I have significant concerns looking at the photos, and for the Op going to try and explain it longhand
A garage that is that careless with pressures has probably put the wheels back on with wrong torque too, an extra burst with a air gun is not professional way, instead of a correctly using torque wrench. (correct torque will be in your handbook, something like 110-120 Nm)
The little marks appear to be from stones, however from the tread patterns they also appear to be summer tyres (an odd choice in November when weather is getting too cold for summer tyres to grip) rather than all season (all year) or winter tyres. But maybe customer was offered some deal without the season being mentioned and they offered something inappropriate for time of year and UK climate.
Looking at them, I am not convinced they are brand new tyres, and think they are a set of nearly new that came off another car, if that owner sensibly changed to all season tyres, or offloaded them due to damage. New tyres have certain amount of shiny tyre mould release residue (which soon scrubs off), and coloured lines to help fitters putting them on rims. I cannot see that in the photos.
Check the date code. There is a 4 digit number on the side near the rims, first two digits are week number, second two are year, so for instance a tyre showing 3322 would be week 33 (August) in 2022. Too many months ago, and although legally could be new tyres, they not the latest stock.
Just in case you are wondering why new cars come with summer tyres, (rather than all season tyres suitable for UK climate) it is because they give marginally better fuel consumption and lower emissions when doing WLTP tests (world standard tests), but these tests are done at something like +21c or +23c which is of course much higher than average day and night temperature in UK. In reality summer tyres performance (grip) falls off sharply below about +10c, and don’t grip well in cold rain. Below about +5c and tyres will be poor in wet, and hopeless in sleet, frost and snow. The assumption is owners will switch to winter (cold weather) tyres November-March or fit all season (sometimes called 4 season) tyres and use those all year. European winter tyres are for cold weather, cold rain and some snow, do not confuse them with snow tyres (in Europe usually called Nordic winter tyres) which are for areas with months of lying snow.
Everyone knows rubber gets soft and sticky when warm and hard when cold, so a tyre has an ideal temperature range, to widen this various compounds adding silica, polymers etc are needed. It is harder and costs more (as need more complicated compounds) to make a tyre that does this and has good wear resistance too. Budget tyres will normally not grip well, or wear fast so are false economy as need replacing more often. You simply can’t make a cheap all season tyre (the required compounds cost too much). So look for upper mid range to premium for safe tyres.
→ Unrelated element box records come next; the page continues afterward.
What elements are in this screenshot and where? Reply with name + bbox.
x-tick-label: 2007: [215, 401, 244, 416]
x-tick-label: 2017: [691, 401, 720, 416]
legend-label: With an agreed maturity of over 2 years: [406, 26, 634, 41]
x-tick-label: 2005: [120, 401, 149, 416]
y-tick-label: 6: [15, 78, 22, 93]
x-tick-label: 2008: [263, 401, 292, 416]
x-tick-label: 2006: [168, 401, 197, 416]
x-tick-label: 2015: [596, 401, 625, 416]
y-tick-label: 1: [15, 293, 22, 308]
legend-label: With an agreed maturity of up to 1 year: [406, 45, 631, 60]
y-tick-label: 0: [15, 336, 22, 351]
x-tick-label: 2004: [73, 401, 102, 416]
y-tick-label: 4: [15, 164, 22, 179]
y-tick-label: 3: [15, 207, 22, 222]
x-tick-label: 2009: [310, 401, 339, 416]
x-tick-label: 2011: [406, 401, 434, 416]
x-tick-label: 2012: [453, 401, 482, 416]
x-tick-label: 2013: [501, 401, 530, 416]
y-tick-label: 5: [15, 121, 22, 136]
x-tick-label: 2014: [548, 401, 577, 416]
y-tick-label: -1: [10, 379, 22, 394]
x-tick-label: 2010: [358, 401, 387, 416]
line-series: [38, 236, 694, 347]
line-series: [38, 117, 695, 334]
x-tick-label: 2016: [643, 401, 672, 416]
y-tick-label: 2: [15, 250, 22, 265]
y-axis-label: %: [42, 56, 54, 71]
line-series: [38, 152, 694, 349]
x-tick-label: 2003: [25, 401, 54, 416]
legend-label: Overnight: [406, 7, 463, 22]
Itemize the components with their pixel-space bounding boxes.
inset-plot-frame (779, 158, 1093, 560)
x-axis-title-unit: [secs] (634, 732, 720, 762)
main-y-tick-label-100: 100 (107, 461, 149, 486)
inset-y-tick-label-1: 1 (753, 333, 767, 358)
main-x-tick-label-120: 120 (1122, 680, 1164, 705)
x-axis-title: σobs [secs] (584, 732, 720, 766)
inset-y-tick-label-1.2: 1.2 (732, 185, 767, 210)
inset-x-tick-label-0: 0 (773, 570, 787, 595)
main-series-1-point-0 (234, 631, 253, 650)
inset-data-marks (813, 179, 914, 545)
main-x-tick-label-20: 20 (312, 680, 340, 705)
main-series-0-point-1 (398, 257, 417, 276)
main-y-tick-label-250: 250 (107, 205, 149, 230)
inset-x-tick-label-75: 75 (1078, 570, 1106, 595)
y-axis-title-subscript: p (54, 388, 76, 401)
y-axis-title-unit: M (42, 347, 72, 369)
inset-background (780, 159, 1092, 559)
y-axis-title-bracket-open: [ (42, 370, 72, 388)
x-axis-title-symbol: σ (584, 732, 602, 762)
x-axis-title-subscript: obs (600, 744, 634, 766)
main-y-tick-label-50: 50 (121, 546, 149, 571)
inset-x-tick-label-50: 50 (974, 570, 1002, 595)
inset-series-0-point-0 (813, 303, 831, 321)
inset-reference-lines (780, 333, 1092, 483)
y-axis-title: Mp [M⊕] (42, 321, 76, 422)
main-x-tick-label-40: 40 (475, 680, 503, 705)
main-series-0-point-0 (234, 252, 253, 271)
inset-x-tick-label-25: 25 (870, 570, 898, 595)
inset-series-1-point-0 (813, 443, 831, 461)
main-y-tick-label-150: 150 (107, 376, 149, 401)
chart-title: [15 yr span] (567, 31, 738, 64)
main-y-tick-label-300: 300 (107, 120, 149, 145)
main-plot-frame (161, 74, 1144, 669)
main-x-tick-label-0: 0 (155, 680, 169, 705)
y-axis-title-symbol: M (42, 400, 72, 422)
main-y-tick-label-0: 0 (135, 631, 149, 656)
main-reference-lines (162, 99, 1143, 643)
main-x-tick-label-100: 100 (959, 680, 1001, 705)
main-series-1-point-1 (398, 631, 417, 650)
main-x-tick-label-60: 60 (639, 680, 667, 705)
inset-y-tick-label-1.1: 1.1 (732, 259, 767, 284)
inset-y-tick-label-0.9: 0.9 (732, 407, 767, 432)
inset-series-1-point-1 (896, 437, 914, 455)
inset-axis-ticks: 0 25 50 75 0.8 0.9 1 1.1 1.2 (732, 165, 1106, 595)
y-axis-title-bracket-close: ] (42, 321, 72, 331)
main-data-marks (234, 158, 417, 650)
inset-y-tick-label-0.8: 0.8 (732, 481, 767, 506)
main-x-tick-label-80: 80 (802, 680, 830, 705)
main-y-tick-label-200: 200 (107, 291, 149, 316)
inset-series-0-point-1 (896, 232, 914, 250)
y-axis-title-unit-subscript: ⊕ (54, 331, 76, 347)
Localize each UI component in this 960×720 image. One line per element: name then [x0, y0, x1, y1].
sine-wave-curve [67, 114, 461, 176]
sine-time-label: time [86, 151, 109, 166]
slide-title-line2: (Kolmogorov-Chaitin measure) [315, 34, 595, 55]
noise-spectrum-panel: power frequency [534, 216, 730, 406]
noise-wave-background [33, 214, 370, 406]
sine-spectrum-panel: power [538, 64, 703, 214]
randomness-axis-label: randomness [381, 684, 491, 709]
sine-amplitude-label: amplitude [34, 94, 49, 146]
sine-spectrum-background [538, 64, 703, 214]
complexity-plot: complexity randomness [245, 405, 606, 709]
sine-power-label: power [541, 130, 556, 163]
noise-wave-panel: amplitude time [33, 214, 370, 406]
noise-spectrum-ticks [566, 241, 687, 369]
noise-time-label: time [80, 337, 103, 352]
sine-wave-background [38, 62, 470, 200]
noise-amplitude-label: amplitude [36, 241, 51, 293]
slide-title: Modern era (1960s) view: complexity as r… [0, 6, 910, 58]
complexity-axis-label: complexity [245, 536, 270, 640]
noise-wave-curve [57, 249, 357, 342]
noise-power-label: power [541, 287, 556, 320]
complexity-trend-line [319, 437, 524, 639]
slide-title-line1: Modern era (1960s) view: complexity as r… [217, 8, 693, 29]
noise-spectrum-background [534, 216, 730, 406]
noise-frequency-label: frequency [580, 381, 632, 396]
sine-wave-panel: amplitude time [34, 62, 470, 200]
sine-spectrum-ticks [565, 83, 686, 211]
I would not ever use that garage again, their practices do not put customer safety first. If they didn’t advise that fitting summer tyres at start of winter is stupid then not considering safety. Remember tyres are only thing that keeps you on the road in a corner, or if you need to brake in an emergency. If tyres don’t grip then you will probably crash (and might injure or kill a pedestrian or cyclist).
But as you need to go back, ask them specifically what tyre pressure and wheel nut torque they will use, and watch them. Unless they were sold as nearly new tyres I would want an explanation of why they appear used. They might then do job properly. (Tyre pressures are often on a label inside fuel filler, or on front door pillar (might be passenger side). Might get 2 or 3 different pressures (with 2 people, with luggage, and eco setting). Front and back wheels pressure might be different. The eco numbers often confuse, treat as for cruising to your holiday villa in dry summer weather, not for winding wet UK B roads, or simply ignore it. Tyre pressure will change with temperature so set when tyres are cold, not after a long journey.
For future reference, summer tyres are optimised for about +7c to +33c, all season for about -4c to 21c, winter below about +13c. Varies a bit by brands, and will happily work outside these ranges, but with diminishing grip as get further away from ideal temperatur range. Note road surface and air temperature are not always same so don’t get too hung up with detail. But it should be obvious get lot more mornings below +5c than days with temperatures of over 30c in UK
Hope this gives you bit of knowledge.